Back testing is the simple process of creating a sampling based on certain criteria and seeing what the outcome would have been. We are looking to see what may have the highest probability of happening.

For example some individuals would like to see whether entering a trade at any time after the first hour of trading would yield any different results. Others would like to back test different stop loss results based on other types of criteria.

Back testing makes sense since we are shaving off years of trading with unreliable and inconsistent results preventing us from losing monies.

Back testing is designed to create a measure of confidence so that we can approach trading with measurable results.

How do we Begin a Back Test?

The very first think we need to identify is the time frame that we are seeking to be in a trade.

For example a person who is looking to be in a trade for several months does not need to look at a 30-minute bar and vice versa. The person who is looking to be in a trade from one day to the next will not need to look at a monthly chart.

So it all begins with a time frame.

A huge part of this process is the ability to analyze data so you need to keep good records.

Create a back testing journal.

What we are looking for are patterns in something happening more often than not and these patterns are not necessarily technical in nature.

For example I used to enter my trades between 9:30AM EST to 10:00AM EST since it was convenient for me to enter the trades at that time since I usually took a coffee break from work at that time only to find at the end of the day I usually paid the highest price that option went for that day.

What I did was realize was that there are times in the US when certain key economic data (that relates to housing starts, Consumer Confidence, etc.) can take place at 10:00AM EST and these events can impact our position.

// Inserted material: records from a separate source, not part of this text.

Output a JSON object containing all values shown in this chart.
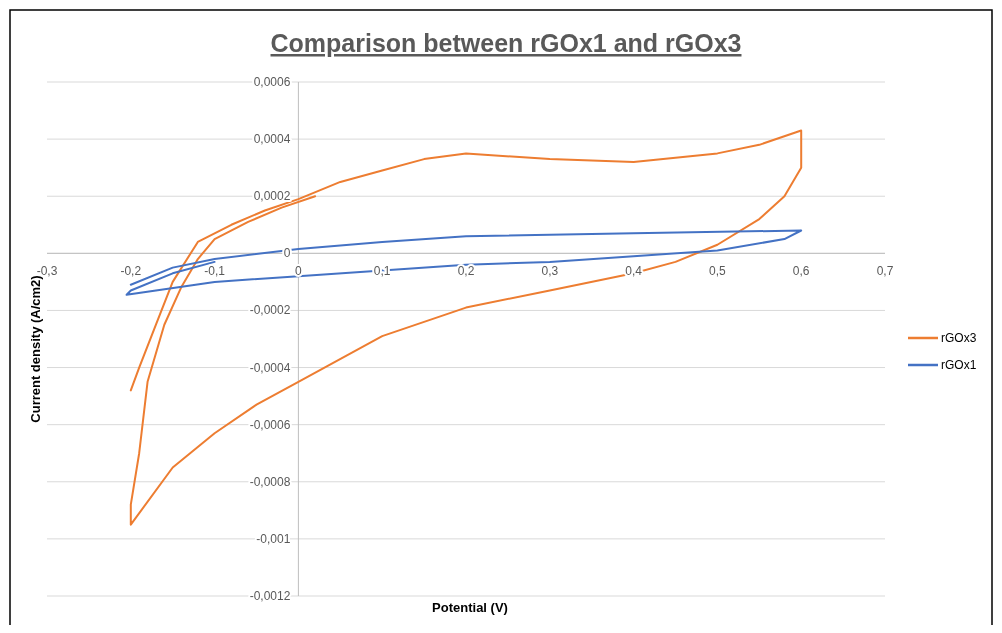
{
  "chart_data": {
    "type": "line",
    "title": "Comparison between rGOx1 and rGOx3",
    "xlabel": "Potential (V)",
    "ylabel": "Current density (A/cm2)",
    "xlim": [
      -0.3,
      0.7
    ],
    "xticks": [
      {
        "value": -0.3,
        "label": "-0,3"
      },
      {
        "value": -0.2,
        "label": "-0,2"
      },
      {
        "value": -0.1,
        "label": "-0,1"
      },
      0,
      {
        "value": 0.1,
        "label": "0,1"
      },
      {
        "value": 0.2,
        "label": "0,2"
      },
      {
        "value": 0.3,
        "label": "0,3"
      },
      {
        "value": 0.4,
        "label": "0,4"
      },
      {
        "value": 0.5,
        "label": "0,5"
      },
      {
        "value": 0.6,
        "label": "0,6"
      },
      {
        "value": 0.7,
        "label": "0,7"
      }
    ],
    "ylim": [
      -0.0012,
      0.0006
    ],
    "yticks": [
      {
        "value": -0.0012,
        "label": "-0,0012"
      },
      {
        "value": -0.001,
        "label": "-0,001"
      },
      {
        "value": -0.0008,
        "label": "-0,0008"
      },
      {
        "value": -0.0006,
        "label": "-0,0006"
      },
      {
        "value": -0.0004,
        "label": "-0,0004"
      },
      {
        "value": -0.0002,
        "label": "-0,0002"
      },
      0,
      {
        "value": 0.0002,
        "label": "0,0002"
      },
      {
        "value": 0.0004,
        "label": "0,0004"
      },
      {
        "value": 0.0006,
        "label": "0,0006"
      }
    ],
    "grid": "y",
    "legend": "right",
    "marker": "none",
    "line_style": "solid",
    "series": [
      {
        "name": "rGOx3",
        "color": "#ed7d31",
        "x": [
          -0.2,
          -0.19,
          -0.17,
          -0.15,
          -0.12,
          -0.08,
          -0.04,
          0,
          0.05,
          0.1,
          0.15,
          0.2,
          0.3,
          0.4,
          0.5,
          0.55,
          0.6,
          0.6,
          0.58,
          0.55,
          0.5,
          0.45,
          0.4,
          0.3,
          0.2,
          0.1,
          0,
          -0.05,
          -0.1,
          -0.15,
          -0.2,
          -0.2,
          -0.19,
          -0.18,
          -0.16,
          -0.14,
          -0.12,
          -0.1,
          -0.06,
          -0.02,
          0.02
        ],
        "values": [
          -0.00048,
          -0.0004,
          -0.00025,
          -0.0001,
          4e-05,
          0.0001,
          0.00015,
          0.00019,
          0.00025,
          0.00029,
          0.00033,
          0.00035,
          0.00033,
          0.00032,
          0.00035,
          0.00038,
          0.00043,
          0.0003,
          0.0002,
          0.00012,
          3e-05,
          -3e-05,
          -7e-05,
          -0.00013,
          -0.00019,
          -0.00029,
          -0.00045,
          -0.00053,
          -0.00063,
          -0.00075,
          -0.00095,
          -0.00088,
          -0.0007,
          -0.00045,
          -0.00025,
          -0.00012,
          -2e-05,
          5e-05,
          0.00011,
          0.00016,
          0.0002
        ]
      },
      {
        "name": "rGOx1",
        "color": "#4472c4",
        "x": [
          -0.2,
          -0.15,
          -0.1,
          0,
          0.1,
          0.2,
          0.4,
          0.6,
          0.58,
          0.5,
          0.4,
          0.3,
          0.2,
          0.1,
          0,
          -0.1,
          -0.205,
          -0.2,
          -0.15,
          -0.1
        ],
        "values": [
          -0.00011,
          -5e-05,
          -2e-05,
          1.5e-05,
          4e-05,
          6e-05,
          7e-05,
          8e-05,
          5e-05,
          1e-05,
          -1e-05,
          -3e-05,
          -4e-05,
          -6e-05,
          -8e-05,
          -0.0001,
          -0.000145,
          -0.00013,
          -7e-05,
          -3e-05
        ]
      }
    ]
  }
}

So these days I prefer to place trades after 10:30AM EST.

A good idea is to locate all of the FOMC, Non-farm payroll and Earnings dates so that we can see that if a trade did not work out it may have been impacted by anyone of these key events.

In that case you would have either stayed out or created a hedged position prior to the event and have been negatively impacted.

The Back Testing Tools

We need to have access to reliable price quotes and price charts. The key word here is “reliable.”

We need to realize that when we use a free tool the data may not be totally accurate so it would be something that may be useful to use if direction is what we are seeking.

However when we are seeking precise price quotes then we will need to invest in a tool with accurate quotes.

When it comes to option trading it is virtually impossible to recreate the exact option quote since there are many.

There are option quotes for the every month and there are option quotes for every strike price.

Then there is the Earnings environment which can cause the volatility to go hay wire however it does not make itself manifest in a historical chart.

So we will need to make concessions here and go with the “average implied volatility.”

At least we will have something we can measure.